An OCR model predicts from an image a sequence of characters. If you treat a spectrogram as image, a speech recognition model will also predict from an image (spectogram) a sequence of characters. So it means, you will be able to use an OCR network for the speech recognition task. Also Deepspeech can be used for the optical character recognition.
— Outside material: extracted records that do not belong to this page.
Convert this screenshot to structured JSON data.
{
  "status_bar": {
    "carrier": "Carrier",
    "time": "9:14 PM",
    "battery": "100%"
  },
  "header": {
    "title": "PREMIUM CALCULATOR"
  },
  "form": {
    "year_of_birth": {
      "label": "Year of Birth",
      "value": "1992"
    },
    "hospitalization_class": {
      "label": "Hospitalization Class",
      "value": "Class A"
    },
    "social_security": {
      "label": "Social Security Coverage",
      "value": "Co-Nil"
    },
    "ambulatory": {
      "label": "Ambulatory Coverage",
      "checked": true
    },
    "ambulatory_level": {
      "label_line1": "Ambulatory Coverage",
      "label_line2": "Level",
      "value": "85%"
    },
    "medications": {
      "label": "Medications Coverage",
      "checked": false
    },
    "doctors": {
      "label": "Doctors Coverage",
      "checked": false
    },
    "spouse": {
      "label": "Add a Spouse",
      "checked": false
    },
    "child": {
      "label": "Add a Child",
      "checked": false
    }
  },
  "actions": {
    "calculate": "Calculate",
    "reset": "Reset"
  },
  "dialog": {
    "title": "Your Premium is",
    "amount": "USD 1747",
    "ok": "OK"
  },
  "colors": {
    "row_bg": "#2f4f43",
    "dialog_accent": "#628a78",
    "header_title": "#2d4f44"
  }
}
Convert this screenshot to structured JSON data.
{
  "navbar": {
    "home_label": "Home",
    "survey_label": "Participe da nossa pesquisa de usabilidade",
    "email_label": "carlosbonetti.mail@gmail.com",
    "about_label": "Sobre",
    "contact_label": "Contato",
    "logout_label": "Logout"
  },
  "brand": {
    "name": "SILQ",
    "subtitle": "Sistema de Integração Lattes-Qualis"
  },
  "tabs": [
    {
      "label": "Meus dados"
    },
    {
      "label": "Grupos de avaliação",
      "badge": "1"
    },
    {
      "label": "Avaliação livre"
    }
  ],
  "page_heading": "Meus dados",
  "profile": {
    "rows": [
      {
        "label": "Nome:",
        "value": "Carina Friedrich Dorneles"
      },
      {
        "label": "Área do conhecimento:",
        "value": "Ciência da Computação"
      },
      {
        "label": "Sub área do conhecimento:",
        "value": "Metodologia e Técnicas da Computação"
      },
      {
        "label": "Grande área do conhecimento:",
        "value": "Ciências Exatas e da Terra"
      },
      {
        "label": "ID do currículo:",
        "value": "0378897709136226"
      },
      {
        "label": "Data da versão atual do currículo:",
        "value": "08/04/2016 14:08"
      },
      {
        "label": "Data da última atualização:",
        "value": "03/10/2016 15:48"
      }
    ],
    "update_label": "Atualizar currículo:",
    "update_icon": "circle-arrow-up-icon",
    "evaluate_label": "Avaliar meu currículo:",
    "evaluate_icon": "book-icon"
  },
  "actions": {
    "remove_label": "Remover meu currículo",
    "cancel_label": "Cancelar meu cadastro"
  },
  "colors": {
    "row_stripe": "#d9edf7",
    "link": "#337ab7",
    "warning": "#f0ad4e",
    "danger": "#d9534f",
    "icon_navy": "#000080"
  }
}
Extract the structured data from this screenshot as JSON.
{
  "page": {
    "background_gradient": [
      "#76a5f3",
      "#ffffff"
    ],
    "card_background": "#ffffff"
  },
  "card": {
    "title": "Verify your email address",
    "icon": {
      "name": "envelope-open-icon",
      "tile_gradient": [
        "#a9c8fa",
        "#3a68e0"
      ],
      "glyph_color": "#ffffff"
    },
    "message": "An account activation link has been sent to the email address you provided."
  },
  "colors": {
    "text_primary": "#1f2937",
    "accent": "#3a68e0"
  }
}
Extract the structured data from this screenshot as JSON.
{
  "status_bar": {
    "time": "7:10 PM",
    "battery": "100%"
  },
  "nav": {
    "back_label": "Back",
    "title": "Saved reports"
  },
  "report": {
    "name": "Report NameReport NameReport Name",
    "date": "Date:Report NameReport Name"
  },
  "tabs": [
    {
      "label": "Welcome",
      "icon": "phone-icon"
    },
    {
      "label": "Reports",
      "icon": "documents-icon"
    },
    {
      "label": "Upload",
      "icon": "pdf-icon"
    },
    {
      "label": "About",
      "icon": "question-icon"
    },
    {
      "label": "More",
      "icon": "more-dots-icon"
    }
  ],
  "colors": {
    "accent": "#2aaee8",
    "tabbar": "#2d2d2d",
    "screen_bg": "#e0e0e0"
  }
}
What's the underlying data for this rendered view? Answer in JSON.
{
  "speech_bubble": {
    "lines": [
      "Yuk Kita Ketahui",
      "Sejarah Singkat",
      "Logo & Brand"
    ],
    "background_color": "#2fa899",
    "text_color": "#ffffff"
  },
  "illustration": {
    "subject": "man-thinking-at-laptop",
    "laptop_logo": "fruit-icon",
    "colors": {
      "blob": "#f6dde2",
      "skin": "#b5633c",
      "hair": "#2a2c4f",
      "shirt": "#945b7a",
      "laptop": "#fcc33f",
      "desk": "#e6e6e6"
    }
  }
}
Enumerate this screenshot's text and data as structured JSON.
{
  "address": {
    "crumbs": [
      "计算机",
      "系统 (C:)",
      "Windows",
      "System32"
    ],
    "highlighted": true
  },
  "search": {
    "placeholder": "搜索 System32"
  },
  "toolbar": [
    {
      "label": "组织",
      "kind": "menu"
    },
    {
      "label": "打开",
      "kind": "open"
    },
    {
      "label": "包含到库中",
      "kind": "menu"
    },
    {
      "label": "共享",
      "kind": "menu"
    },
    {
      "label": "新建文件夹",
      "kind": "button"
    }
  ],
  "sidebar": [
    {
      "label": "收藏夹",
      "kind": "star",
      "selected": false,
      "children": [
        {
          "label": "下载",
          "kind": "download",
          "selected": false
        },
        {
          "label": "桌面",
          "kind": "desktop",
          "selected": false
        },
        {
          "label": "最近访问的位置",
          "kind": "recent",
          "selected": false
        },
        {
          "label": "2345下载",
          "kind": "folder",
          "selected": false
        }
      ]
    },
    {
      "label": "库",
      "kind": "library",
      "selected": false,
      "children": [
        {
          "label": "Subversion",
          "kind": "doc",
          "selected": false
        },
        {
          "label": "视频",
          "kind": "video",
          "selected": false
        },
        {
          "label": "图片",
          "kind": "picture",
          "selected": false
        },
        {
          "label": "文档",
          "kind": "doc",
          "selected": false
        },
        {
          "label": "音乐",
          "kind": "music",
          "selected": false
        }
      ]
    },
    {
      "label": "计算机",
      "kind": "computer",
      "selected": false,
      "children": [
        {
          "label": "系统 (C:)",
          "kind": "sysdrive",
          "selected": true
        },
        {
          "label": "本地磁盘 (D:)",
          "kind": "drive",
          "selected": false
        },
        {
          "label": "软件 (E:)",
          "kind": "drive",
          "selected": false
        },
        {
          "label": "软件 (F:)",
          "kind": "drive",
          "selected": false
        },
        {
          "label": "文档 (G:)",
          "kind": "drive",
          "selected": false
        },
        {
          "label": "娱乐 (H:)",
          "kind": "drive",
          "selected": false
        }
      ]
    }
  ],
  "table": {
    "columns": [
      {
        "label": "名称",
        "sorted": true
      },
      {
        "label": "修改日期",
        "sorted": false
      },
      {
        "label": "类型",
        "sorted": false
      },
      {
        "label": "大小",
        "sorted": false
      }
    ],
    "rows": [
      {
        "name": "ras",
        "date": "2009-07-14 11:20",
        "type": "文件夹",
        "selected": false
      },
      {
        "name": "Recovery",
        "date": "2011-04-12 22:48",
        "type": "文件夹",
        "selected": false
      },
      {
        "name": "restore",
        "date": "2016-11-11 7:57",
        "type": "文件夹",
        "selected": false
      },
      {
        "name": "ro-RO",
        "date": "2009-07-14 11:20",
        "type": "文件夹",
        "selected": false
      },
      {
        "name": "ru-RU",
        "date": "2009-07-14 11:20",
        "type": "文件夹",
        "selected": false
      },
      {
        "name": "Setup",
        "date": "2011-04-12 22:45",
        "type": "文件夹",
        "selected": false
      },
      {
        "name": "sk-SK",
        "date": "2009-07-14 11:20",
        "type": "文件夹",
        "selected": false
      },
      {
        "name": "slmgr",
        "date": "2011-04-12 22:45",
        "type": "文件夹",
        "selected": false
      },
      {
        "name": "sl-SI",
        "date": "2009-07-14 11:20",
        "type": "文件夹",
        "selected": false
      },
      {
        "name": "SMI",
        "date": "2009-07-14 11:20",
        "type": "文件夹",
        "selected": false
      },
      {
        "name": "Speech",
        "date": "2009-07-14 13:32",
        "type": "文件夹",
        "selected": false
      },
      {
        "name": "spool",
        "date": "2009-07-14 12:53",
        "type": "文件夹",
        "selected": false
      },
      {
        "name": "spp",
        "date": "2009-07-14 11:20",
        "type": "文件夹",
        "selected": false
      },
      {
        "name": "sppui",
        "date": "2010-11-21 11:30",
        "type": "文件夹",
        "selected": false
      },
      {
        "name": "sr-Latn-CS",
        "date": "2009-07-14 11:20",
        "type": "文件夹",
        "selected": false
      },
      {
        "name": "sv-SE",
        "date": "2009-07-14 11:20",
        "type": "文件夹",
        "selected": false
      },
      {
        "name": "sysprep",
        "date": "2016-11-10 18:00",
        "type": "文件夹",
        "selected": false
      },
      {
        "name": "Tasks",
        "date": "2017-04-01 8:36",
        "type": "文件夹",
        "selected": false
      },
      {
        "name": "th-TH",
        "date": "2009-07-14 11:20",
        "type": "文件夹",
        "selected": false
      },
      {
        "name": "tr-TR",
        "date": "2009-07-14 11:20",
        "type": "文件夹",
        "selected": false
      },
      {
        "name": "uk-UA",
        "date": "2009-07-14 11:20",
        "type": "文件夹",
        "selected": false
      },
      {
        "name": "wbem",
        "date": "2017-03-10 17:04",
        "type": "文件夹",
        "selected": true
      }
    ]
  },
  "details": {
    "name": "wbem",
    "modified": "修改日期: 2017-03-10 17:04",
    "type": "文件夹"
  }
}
For other deep-learning Colab notebooks, visit [tugstugi/dl-colab-notebooks](https://github.com/tugstugi/dl-colab-notebooks).

## Install

Clone the project and install the dependencies:

In [1]:
import os
import time
from os.path import exists, join, basename, splitext

git_repo_url = 'https://github.com/tugstugi/mongolian-speech-recognition.git'
project_name = splitext(basename(git_repo_url))[0]
if not exists(project_name):
  !git clone -q {git_repo_url}
  !cd {project_name} && git checkout a79b916
  !cd {project_name} && pip install -q -r requirements.txt
  !pip install -q wget
  !pip install -q https://github.com/tugstugi/dl-colab-notebooks/archive/colab_utils.zip

import sys  
sys.path.append(project_name)
  
from IPython.display import Audio, display, clear_output
import ipywidgets as widgets
import numpy as np
from scipy.io import wavfile
from dl_colab_notebooks.audio import record_audio, upload_audio

Note: checking out 'a79b916'.

You are in 'detached HEAD' state. You can look around, make experimental
changes and commit them, and you can discard any commits you make in this
state without impacting any branches by performing another checkout.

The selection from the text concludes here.